Procès d'Outreau : "C’est une honte de faire venir Daniel Legrand ici"

alain marécaux outreau 1280
Alain Marécaux est l'un des acquittés venus apporter son témoignage, mardi 2 juin 2015, dans ce troisième procès d'Outreau. © DAMIEN MEYER / AFP
  • Copié
et Noémie Schulz , modifié à
Dix ans après avoir été acquittés, les "fantômes" de l’affaire ont défilé à la barre, lundi et mardi, pour le procès de Daniel Legrand. Avec cette évidence : Outreau les hantera à vie.

Un cri de couleur et de colère. Face à la cour d’assises des mineurs de Rennes, l’ex-femme d’Alain Marécaux, acquittée en 2004, hurle. S’accroche à la barre comme si elle risquait de s’écrouler : "Je tremble d’être devant vous, vous ne vous rendez pas compte de ce que l’on a vécu et vous nous faites venir, Daniel Legrand et nous, comme si c’était normal". "C'est une honte de le faire venir ici!" a-t-elle ajouté. Appelée à témoigner - comme les neuf autres acquittés de l’affaire encore vivants - dans ce troisième procès d’Outreau où seul comparaît Legrand fils, cette infirmière scolaire de 48 ans, est en sanglots : "C’est dégueulasse. Outreau, ça m’a tuée." Dix ans après, elle est toujours sous traitement médicamenteux.

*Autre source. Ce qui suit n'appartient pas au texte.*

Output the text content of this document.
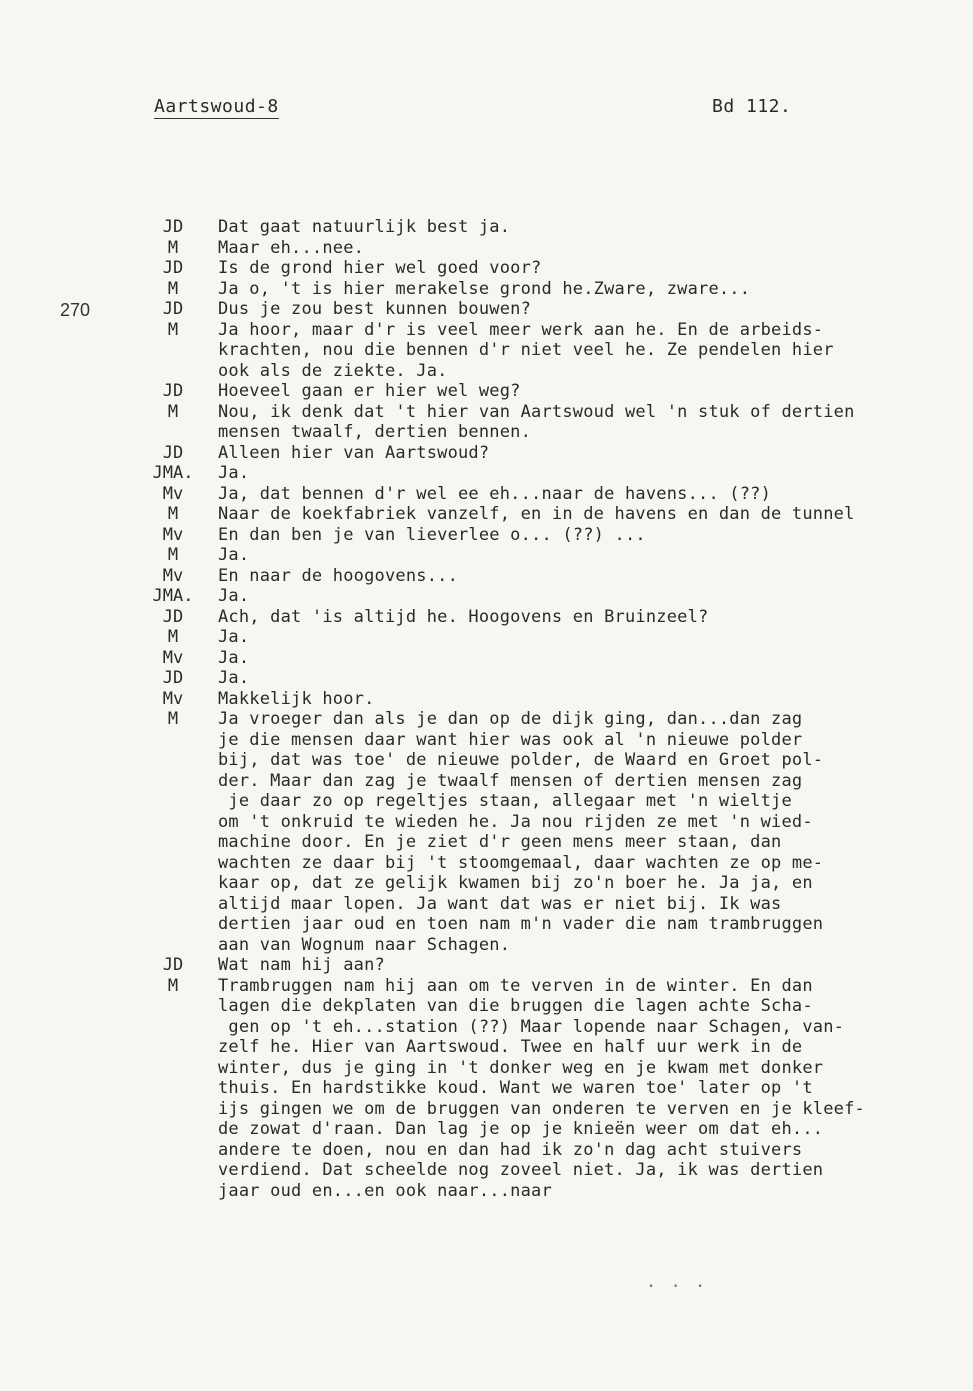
Aartswoud-8	Bd 112.
270
JD	Dat gaat natuurlijk best ja.
M	Maar eh...nee.
JD	Is de grond hier wel goed voor?
M	Ja o, 't is hier merakelse grond he.Zware, zware...
JD	Dus je zou best kunnen bouwen?
M	Ja hoor, maar d'r is veel meer werk aan he. En de arbeids-
krachten, nou die bennen d'r niet veel he. Ze pendelen hier
ook als de ziekte. Ja.
JD	Hoeveel gaan er hier wel weg?
M	Nou, ik denk dat 't hier van Aartswoud wel 'n stuk of dertien
mensen twaalf, dertien bennen.
JD	Alleen hier van Aartswoud?
JMA.	Ja.
Mv	Ja, dat bennen d'r wel ee eh...naar de havens... (??)
M	Naar de koekfabriek vanzelf, en in de havens en dan de tunnel
Mv	En dan ben je van lieverlee o... (??) ...
M	Ja.
Mv	En naar de hoogovens...
JMA.	Ja.
JD	Ach, dat 'is altijd he. Hoogovens en Bruinzeel?
M	Ja.
Mv	Ja.
JD	Ja.
Mv	Makkelijk hoor.
M	Ja vroeger dan als je dan op de dijk ging, dan...dan zag
je die mensen daar want hier was ook al 'n nieuwe polder
bij, dat was toe' de nieuwe polder, de Waard en Groet pol-
der. Maar dan zag je twaalf mensen of dertien mensen zag
je daar zo op regeltjes staan, allegaar met 'n wieltje
om 't onkruid te wieden he. Ja nou rijden ze met 'n wied-
machine door. En je ziet d'r geen mens meer staan, dan
wachten ze daar bij 't stoomgemaal, daar wachten ze op me-
kaar op, dat ze gelijk kwamen bij zo'n boer he. Ja ja, en
altijd maar lopen. Ja want dat was er niet bij. Ik was
dertien jaar oud en toen nam m'n vader die nam trambruggen
aan van Wognum naar Schagen.
JD	Wat nam hij aan?
M	Trambruggen nam hij aan om te verven in de winter. En dan
lagen die dekplaten van die bruggen die lagen achte Scha-
gen op 't eh...station (??) Maar lopende naar Schagen, van-
zelf he. Hier van Aartswoud. Twee en half uur werk in de
winter, dus je ging in 't donker weg en je kwam met donker
thuis. En hardstikke koud. Want we waren toe' later op 't
ijs gingen we om de bruggen van onderen te verven en je kleef-
de zowat d'raan. Dan lag je op je knieën weer om dat eh...
andere te doen, nou en dan had ik zo'n dag acht stuivers
verdiend. Dat scheelde nog zoveel niet. Ja, ik was dertien
jaar oud en...en ook naar...naar
. . .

Figé, le président Philippe Dary ne lui pose aucune question.

Daniel Legrand fils est jugé devant la cour d'assises des mineurs d'Ille-et-Vilaine pour des viols sur les quatre fils du couple Badaoui-Delay qu'il aurait commis alors qu'il avait moins de 18 ans. Des faits identiques à ceux pour lesquels il a été acquitté en 2005, en tant que majeur.

L’affaire Outreau, à vie. Mardi après-midi, ce sont des femmes et des hommes qui jamais ne se remettront de cette affaire qui ont témoigné à la barre. Tous vivent avec les fantômes de cette instruction, qualifiée de "naufrage judiciaire sans précédent" par Jacques Chirac, président de l’époque, et dans laquelle 13 personnes furent acquittées sur les 17 mises en accusation.

Alain Marécaux, "l’huissier". "Il n’y a pas une journée où je n’y pense pas, où je ne pense pas à mes deux ans d’incarcération, au mal qu’on m’a fait à moi, à ma famille", confie Alain Marécaux, "l’huissier" de l’affaire, qui raconte sa vie et celle de ses enfants, brisés. "Mes enfants ne vont pas bien. Comment voulez-vous que mes enfants aillent bien ?", a lancé l’homme de 51 ans.

"Aujourd'hui, je n'ai plus de contact avec ma fille, je garde contact avec mes deux fils", a-t-il expliqué. Ses fils ont été placés, l’un a erré de famille d’accueil en famille d’accueil… Outreau, il ne voulait plus jamais en parler. Mais il est venu pour Daniel, à qui il sourit plusieurs fois. "J’ai de la peine pour lui, comment peut-il être là aujourd’hui ?"

Roselyne Godard, "la boulangère". Même interrogation chez Roselyne Godard. Elle témoigne par visioconférence, "trop peur de venir à Rennes". "Daniel, il est innocent au même titre que moi, ça me peine énormément qu’il soit là. Ça aurait pu être moi." A cet instant, c’est sans doute cela qui la bouleverse le plus : et si c’était elle, l’accusée, aujourd’hui ? "La justice ne cesse de remettre en cause notre innocence, faut que ça s’arrête", lâche celle qui fut surnommée "la boulangère" dans ce dossier d'un réseau de pédophilie présumé.

Dominique Wiel, "l’abbé". "Ce n'était pas une nécessité de lui infliger un nouveau procès", a, quant à lui, déclaré "l'abbé" du dossier, Dominique Wiel, âgé aujourd’hui de 78 ans. Dans quelques jours, l’affaire devrait définitivement s’éteindre sur un plan judiciaire, mais les acquittés d’Outreau continueront sûrement de se réveiller la nuit, avec la peur de voir des barreaux à leurs fenêtres.